A method and apparatus for immunizing the network are disclosed in which network elements are configured to implement prevention devices on the network, so that threats may be detected and blocked at the network level.
According to an embodiment of the invention, the network elements forming the network that are configured to perform deep packet inspection may be dynamically updated with patterns associated with malicious code. The patterns may be implemented as filter rules on network elements so that the malicious code may be filtered out at the network level. As new threats are identified by a security service, new patterns are created for those threats and the new patterns are passed out onto the network in real-time, so that the filter rules associated with the patterns may be applied by the network elements. The implementation of network elements as protection devices may prevent the spread of newly detected malicious code before it has a chance to arrive at the end computer device. The patterns may be used to generate filter rules which include layer 4-7 information, as well as layer 2/3 information, so that content filtering may be performed in addition to filtering on characteristics identifiable from the packet header. Optionally, by enabling patterns to extend across multiple protocol data units, it may be possible to prevent malicious code spanning protocol data units from being transmitted on the network.
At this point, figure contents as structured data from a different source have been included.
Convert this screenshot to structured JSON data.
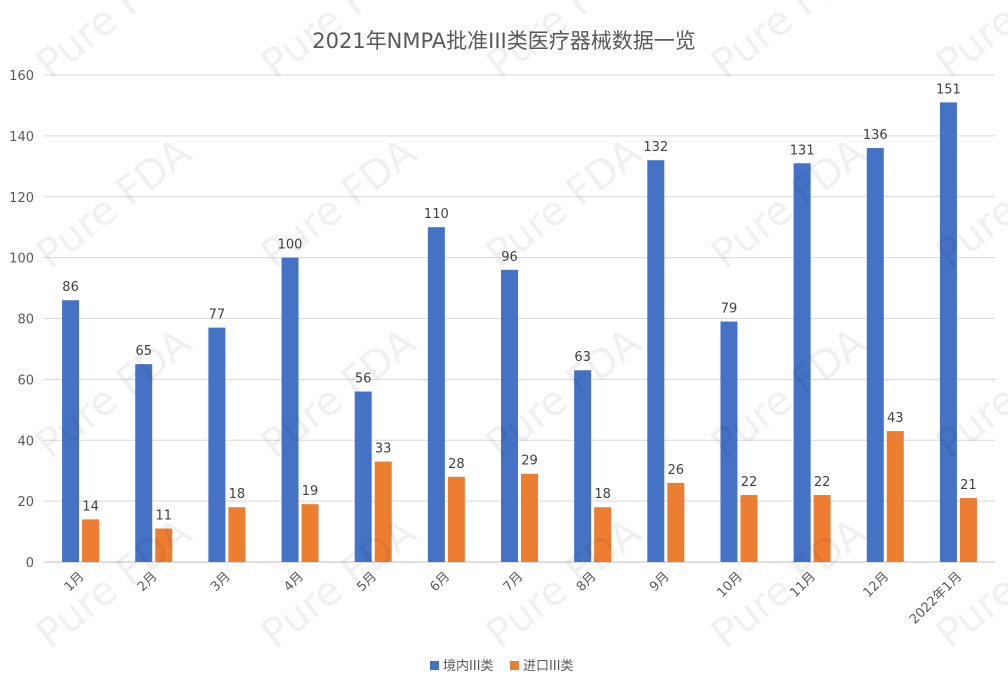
{
  "chart_data": {
    "type": "bar",
    "title": "2021年NMPA批准III类医疗器械数据一览",
    "xlabel": "",
    "ylabel": "",
    "categories": [
      "1月",
      "2月",
      "3月",
      "4月",
      "5月",
      "6月",
      "7月",
      "8月",
      "9月",
      "10月",
      "11月",
      "12月",
      "2022年1月"
    ],
    "series": [
      {
        "name": "境内III类",
        "color": "#4472C4",
        "values": [
          86,
          65,
          77,
          100,
          56,
          110,
          96,
          63,
          132,
          79,
          131,
          136,
          151
        ]
      },
      {
        "name": "进口III类",
        "color": "#ED7D31",
        "values": [
          14,
          11,
          18,
          19,
          33,
          28,
          29,
          18,
          26,
          22,
          22,
          43,
          21
        ]
      }
    ],
    "ylim": [
      0,
      160
    ],
    "yticks": [
      0,
      20,
      40,
      60,
      80,
      100,
      120,
      140,
      160
    ],
    "grid": true,
    "legend": "bottom",
    "data_labels": true
  },
  "watermark": {
    "text": "Pure FDA"
  }
}
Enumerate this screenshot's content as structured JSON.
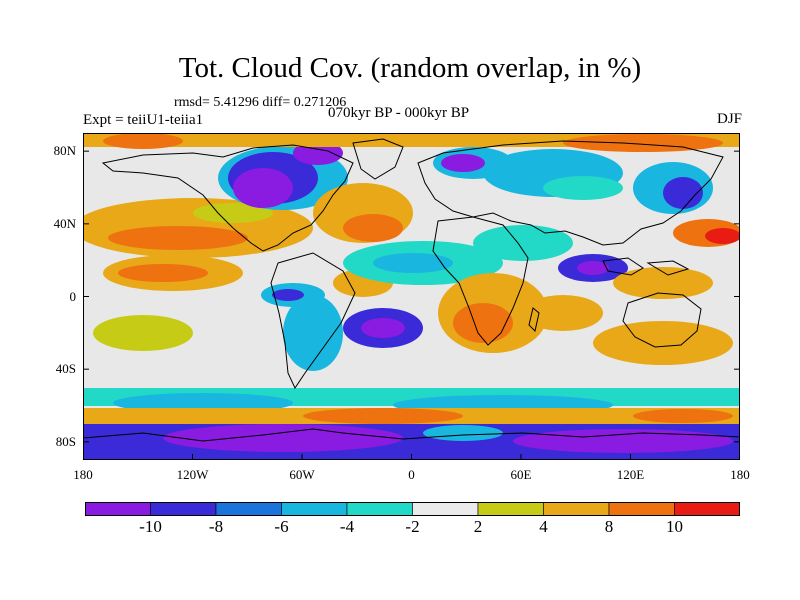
{
  "header": {
    "title": "Tot. Cloud Cov. (random overlap, in %)",
    "stats": "rmsd= 5.41296 diff= 0.271206",
    "expt": "Expt = teiiU1-teiia1",
    "period": "070kyr BP - 000kyr BP",
    "season": "DJF"
  },
  "map": {
    "projection": "cylindrical-equidistant",
    "lon_range": [
      -180,
      180
    ],
    "lat_range": [
      -90,
      90
    ],
    "lat_ticks": [
      {
        "value": 80,
        "label": "80N"
      },
      {
        "value": 40,
        "label": "40N"
      },
      {
        "value": 0,
        "label": "0"
      },
      {
        "value": -40,
        "label": "40S"
      },
      {
        "value": -80,
        "label": "80S"
      }
    ],
    "lon_ticks": [
      {
        "value": -180,
        "label": "180"
      },
      {
        "value": -120,
        "label": "120W"
      },
      {
        "value": -60,
        "label": "60W"
      },
      {
        "value": 0,
        "label": "0"
      },
      {
        "value": 60,
        "label": "60E"
      },
      {
        "value": 120,
        "label": "120E"
      },
      {
        "value": 180,
        "label": "180"
      }
    ]
  },
  "colorbar": {
    "labels": [
      "-10",
      "-8",
      "-6",
      "-4",
      "-2",
      "2",
      "4",
      "8",
      "10"
    ],
    "colors": [
      "#8a1be0",
      "#3a2ad8",
      "#1a74db",
      "#19b6e0",
      "#22d8c6",
      "#ebebeb",
      "#c6cc16",
      "#e8a818",
      "#ef7210",
      "#e81c12"
    ]
  }
}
The network elements implementing the protection devices may include software configured to translate the patterns into filter rules so that, when a pattern is generated, the network elements may generate filter rules to be applied by the network elements to filter for the pattern. Alternatively, the patterns may be sent to a filter generation service configured to receive the patterns identified by the security service and translate the patterns into filter rules for use by the network elements implementing the detection points on the network. The filter rules may then be passed to the network elements for implementation on the network in a manner similar to how other filter rules are passed to these network elements so that separate security software need not be run on the network elements to enable them to be configured as detection points on the network.